I’m tempted to lump my love of the Avengers in with the same affection for powerful weirdos that drew me to the X-Men, Guardians of the Galaxy and even the A-Team. But their group dynamic doesn’t quite match up with the tropes of exceptional outsiders and found families — at least in the comics. The Avengers roster has grown so vast and varied that, of course, some of its characters fall into the category of deadly and persecuted oddball. But their group dynamic is not defined by persecution or otherdom. Instead, they’re the best of the best, anchored by a god, a one-percenter and a resurrected icon. They are Earth’s mightiest heroes, brought together not by desperation, but by the fact that someone has to get the job done.

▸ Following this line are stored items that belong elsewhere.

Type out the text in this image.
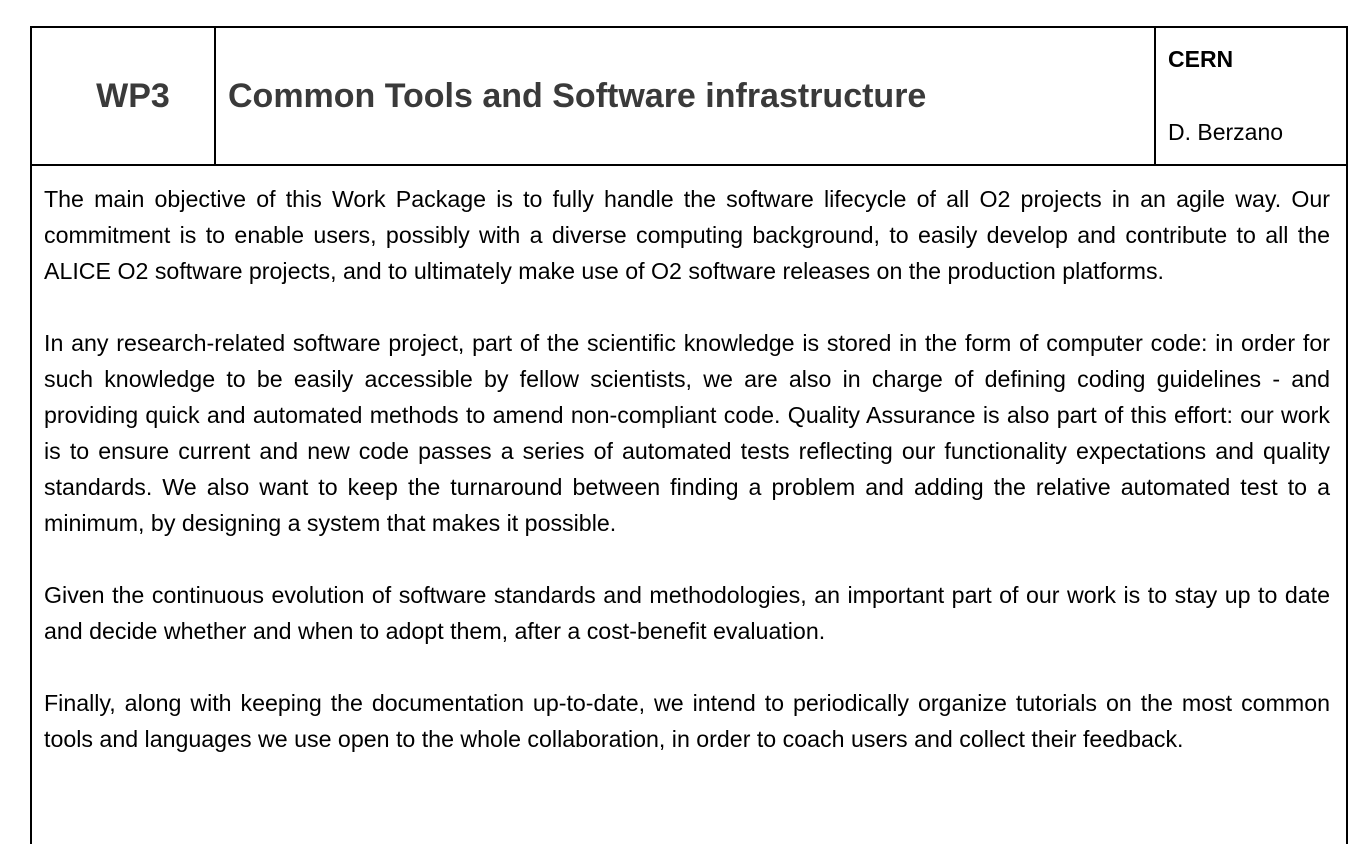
WP3	Common Tools and Software infrastructure
CERN
D. Berzano

The main objective of this Work Package is to fully handle the software lifecycle of all O2 projects in an agile way. Our commitment is to enable users, possibly with a diverse computing background, to easily develop and contribute to all the ALICE O2 software projects, and to ultimately make use of O2 software releases on the production platforms.

In any research-related software project, part of the scientific knowledge is stored in the form of computer code: in order for such knowledge to be easily accessible by fellow scientists, we are also in charge of defining coding guidelines - and providing quick and automated methods to amend non-compliant code. Quality Assurance is also part of this effort: our work is to ensure current and new code passes a series of automated tests reflecting our functionality expectations and quality standards. We also want to keep the turnaround between finding a problem and adding the relative automated test to a minimum, by designing a system that makes it possible.

Given the continuous evolution of software standards and methodologies, an important part of our work is to stay up to date and decide whether and when to adopt them, after a cost-benefit evaluation.

Finally, along with keeping the documentation up-to-date, we intend to periodically organize tutorials on the most common tools and languages we use open to the whole collaboration, in order to coach users and collect their feedback.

I didn’t remember the actual story of that first comic that lured me into the Avengers’ world, so I looked it up. In Issue No. 236, Spider-Man does indeed try to join the Avengers — and he does it because he finds out the Avengers make $1,000 per week. If the Fantastic Four represent a fantasy of an actual family, and the X-Men represent a fantasy of found family, maybe the Avengers represent a fantasy of adult life and, well, work. The story lines they follow offer comics fans another kind of twist and a different kind of team. After their early adversary Space Phantom is exiled to limbo, the expectation is that, having successfully bested this villain, all of our heroes will shake hands, brush off the battle, and maybe go out for shawarma. Instead, just one issue after our Avengers assemble, the Hulk is done with this crew.
The Hulk knows he doesn’t fit into this particular corporate culture. His high-angst, heavy-damage ways are more suited to a solo artist — or to an outsider team with a gift for handling chaos. He’ll be back, of course, but Ant-Man (in his many different incarnations) and the Wasp don’t last much longer. This establishes a pattern we’ll see again and again with the Avengers of new hires that do and don’t work out.

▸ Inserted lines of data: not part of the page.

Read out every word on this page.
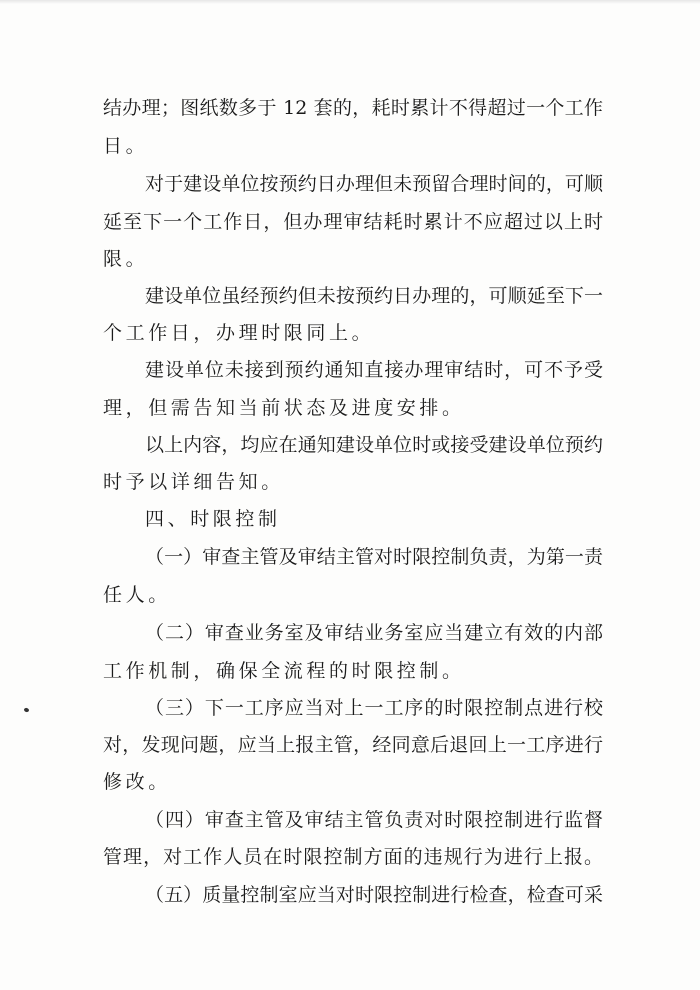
结办理；图纸数多于 12 套的，耗时累计不得超过一个工作
日。
对于建设单位按预约日办理但未预留合理时间的，可顺
延至下一个工作日，但办理审结耗时累计不应超过以上时
限。
建设单位虽经预约但未按预约日办理的，可顺延至下一
个工作日，办理时限同上。
建设单位未接到预约通知直接办理审结时，可不予受
理，但需告知当前状态及进度安排。
以上内容，均应在通知建设单位时或接受建设单位预约
时予以详细告知。
四、时限控制
（一）审查主管及审结主管对时限控制负责，为第一责
任人。
（二）审查业务室及审结业务室应当建立有效的内部
工作机制，确保全流程的时限控制。
（三）下一工序应当对上一工序的时限控制点进行校
对，发现问题，应当上报主管，经同意后退回上一工序进行
修改。
（四）审查主管及审结主管负责对时限控制进行监督
管理，对工作人员在时限控制方面的违规行为进行上报。
（五）质量控制室应当对时限控制进行检查，检查可采
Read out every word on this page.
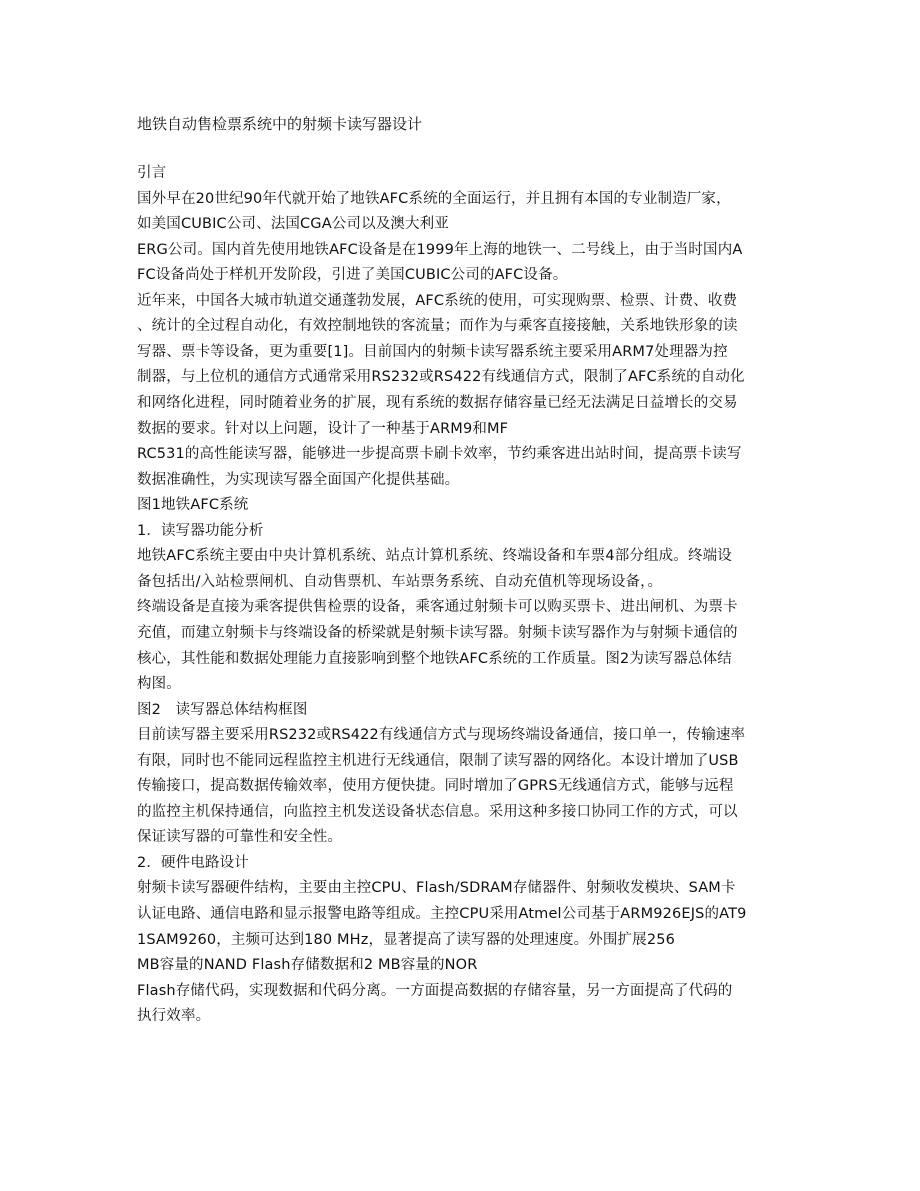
地铁自动售检票系统中的射频卡读写器设计
引言
国外早在20世纪90年代就开始了地铁AFC系统的全面运行，并且拥有本国的专业制造厂家，
如美国CUBIC公司、法国CGA公司以及澳大利亚
ERG公司。国内首先使用地铁AFC设备是在1999年上海的地铁一、二号线上，由于当时国内A
FC设备尚处于样机开发阶段，引进了美国CUBIC公司的AFC设备。
近年来，中国各大城市轨道交通蓬勃发展，AFC系统的使用，可实现购票、检票、计费、收费
、统计的全过程自动化，有效控制地铁的客流量；而作为与乘客直接接触，关系地铁形象的读
写器、票卡等设备，更为重要[1]。目前国内的射频卡读写器系统主要采用ARM7处理器为控
制器，与上位机的通信方式通常采用RS232或RS422有线通信方式，限制了AFC系统的自动化
和网络化进程，同时随着业务的扩展，现有系统的数据存储容量已经无法满足日益增长的交易
数据的要求。针对以上问题，设计了一种基于ARM9和MF
RC531的高性能读写器，能够进一步提高票卡刷卡效率，节约乘客进出站时间，提高票卡读写
数据准确性，为实现读写器全面国产化提供基础。
图1地铁AFC系统
1．读写器功能分析
地铁AFC系统主要由中央计算机系统、站点计算机系统、终端设备和车票4部分组成。终端设
备包括出/入站检票闸机、自动售票机、车站票务系统、自动充值机等现场设备，。
终端设备是直接为乘客提供售检票的设备，乘客通过射频卡可以购买票卡、进出闸机、为票卡
充值，而建立射频卡与终端设备的桥梁就是射频卡读写器。射频卡读写器作为与射频卡通信的
核心，其性能和数据处理能力直接影响到整个地铁AFC系统的工作质量。图2为读写器总体结
构图。
图2　读写器总体结构框图
目前读写器主要采用RS232或RS422有线通信方式与现场终端设备通信，接口单一，传输速率
有限，同时也不能同远程监控主机进行无线通信，限制了读写器的网络化。本设计增加了USB
传输接口，提高数据传输效率，使用方便快捷。同时增加了GPRS无线通信方式，能够与远程
的监控主机保持通信，向监控主机发送设备状态信息。采用这种多接口协同工作的方式，可以
保证读写器的可靠性和安全性。
2．硬件电路设计
射频卡读写器硬件结构，主要由主控CPU、Flash/SDRAM存储器件、射频收发模块、SAM卡
认证电路、通信电路和显示报警电路等组成。主控CPU采用Atmel公司基于ARM926EJS的AT9
1SAM9260，主频可达到180 MHz，显著提高了读写器的处理速度。外围扩展256
MB容量的NAND Flash存储数据和2 MB容量的NOR
Flash存储代码，实现数据和代码分离。一方面提高数据的存储容量，另一方面提高了代码的
执行效率。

Surprisingly, some of the Avengers with the most staying power are villains who often maintain a sense of ambivalence about the role they have to play in this particular organization. At any given time and in any given run, the Avengers are constantly recalibrating their moral compasses, each hero or villain or antihero’s continued participation in a mission dependent upon an individual sense of right and wrong. So while the sheer strength and conviction of Cap, Thor and Tony Stark create a kind of overpowered stability, it is repeatedly and thrillingly undermined by the people they invite onto the team. People date whom they shouldn’t. They team up, break up, join up with rivals, leave in an apocalyptic huff, return to the fold. The atmosphere among the Avengers is less league of heroes bound by honor than Earth’s most hostile work environment: a constantly shifting, conflict-generating story machine.
Spidey may have been the bait, but what kept me coming back to the Avengers was that spinning-top sense that everything could be upended through the force of a single personality and its influence on the group. Powers can be lost and regained. Universes can unravel. Like most kids, I dreamed of being exceptional and escaping the ordinary world. But who I wanted to be changed from moment to moment — sorceress, assassin, warrior, queen, hero, villain. Among the Avengers, there was always an opening, a chance to apply. They revealed a thousand doors to the Marvel Universe and gave me the giddy belief not only that anything could happen but that, for a short time, in whatever guise, I could be a part of it.